また、説には色々あるらしく、対外的には公に回答しづらい質問であろうにも関わらず、たくさんのご回答ありがとうございます‼
たくさんいただけたことで、自分の解釈の幅も拡がったように思います。

個別にお礼を申し上げますが、敬称をどのようにするのが作法かわからず、「様」とお呼びします。ご無礼に値しましたら、申し訳ありません。

吉井浩文 様
最初にご回答いただき、また「イメージだけでもつかんでいただきたい」とご理解いただき、ありがとうございます!

「『私がいる』という錯覚=【無明】」の部分に、そもそもの自分の認識不足があったなぁと感じました。
「輪廻転生」は昔の人にとってはとんでもなく一大事だったのですね。それだけ現世(人々が生きてきた、または生きている時代)が苦しいものであるということでしょうか。
自分にも来世はあるのかもしれません。でも、まずは現世を懸命に生きてみたいと思います。

柳原貫道 様

逆観の説明、最後まで見てみたかったです!
「パーリ五部の相応部ではもっと原初的な支分の縁起が記され」←また調べてみたいものが増えました🎵
実は、今回の質問に至った経緯の元は、瞑想でした。まだまだ瞑想なんてできてなくて、気づくと「今、寝てたか?」ぐらいのものですが(-_-;)
いつか、十二因縁(縁起)の観察にチャレンジできるようになれたら、とも思いました(だいぶ先は長いでしょうが…)
「ここで拘っていても全然先に進みません」→なるほどその通りと思います!わからないことをわかろうとし過ぎず、先に進んでみる勇気も持ちたいと思います。
ありがとうございました‼

賢宗慈海 様

現代的な言葉への置き換えと説明、とてもわかりやすかったです! ありがとうございます‼
説明を何度も読み返し、照らし合わせながら、自分なりにさらに噛み砕いていくことができました(そもそもそれができずに悩んでいたので、それができたことがよろこびでした! とてもとても、ものすごく、参考になりました!)

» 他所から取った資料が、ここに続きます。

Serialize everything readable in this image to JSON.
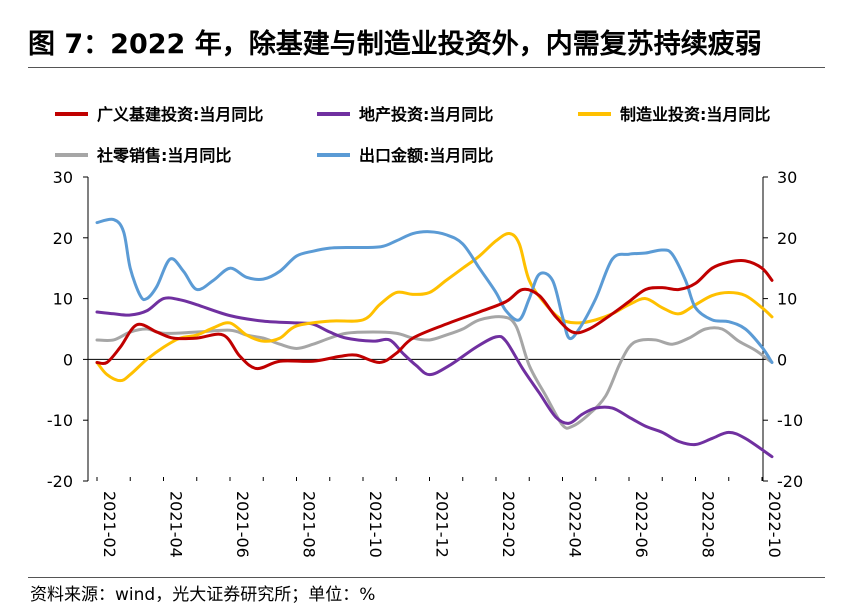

十二因縁(縁起)と輪廻の関係についても「なるほど💡」でした。説や考え方は色々あるのだとは思います。でも、考え方の足掛かりをいただけたように私は思っています。
これからも色々探究してみたいと思えました!

大慈 様

実生活の中に参考にしていけるご回答、ありがとうございます‼
「普通にhasunoha読んでいただくのが一番」になるほど💡と思いました。
実はhasunohaを知ったのが昨日でして、これから他の問答を読んでみます。その時に、「十二因縁(縁起)のどの部分にあたりそうか」考えながら読んでみます。

「学派や学問の学説にもそれぞれいくつもの説があります」ということは、なかなか回答しづらい内容の質問だったかもしれません。申し訳ありません。
でも、こうやってご回答いただけて、私自身はとても参考になりましたし、きっと他にもそう思う方はいらっしゃると思います。
これからもよろしくお願いいたします‼

川口英俊 様

『聖稲芉経』の日本誤訳ありがとうございました‼
読むことが難しかったですし、内容を理解できたと言えませんが、「理解の補完」は進んだ気がします。

失礼な発言かもしれませんが…どうもこういうものを読んだ時、「つまりは、あまり考えすぎず、今を懸命に生きるってことかな?」と自分勝手に結論してしまいます(>_<)
昔から親や周囲に「自分一人で生きているつもりかっ!」と怒られることが多く、自分勝手な結論と真如との乖離部分が、自分の足りない部分なのかなと思います。その部分、これからの実生活の中で、さらに補完していきたいと思います。
補完が進んで、いつか『聖稲芉経』を真に理解できる日がくればいいな、と思いました!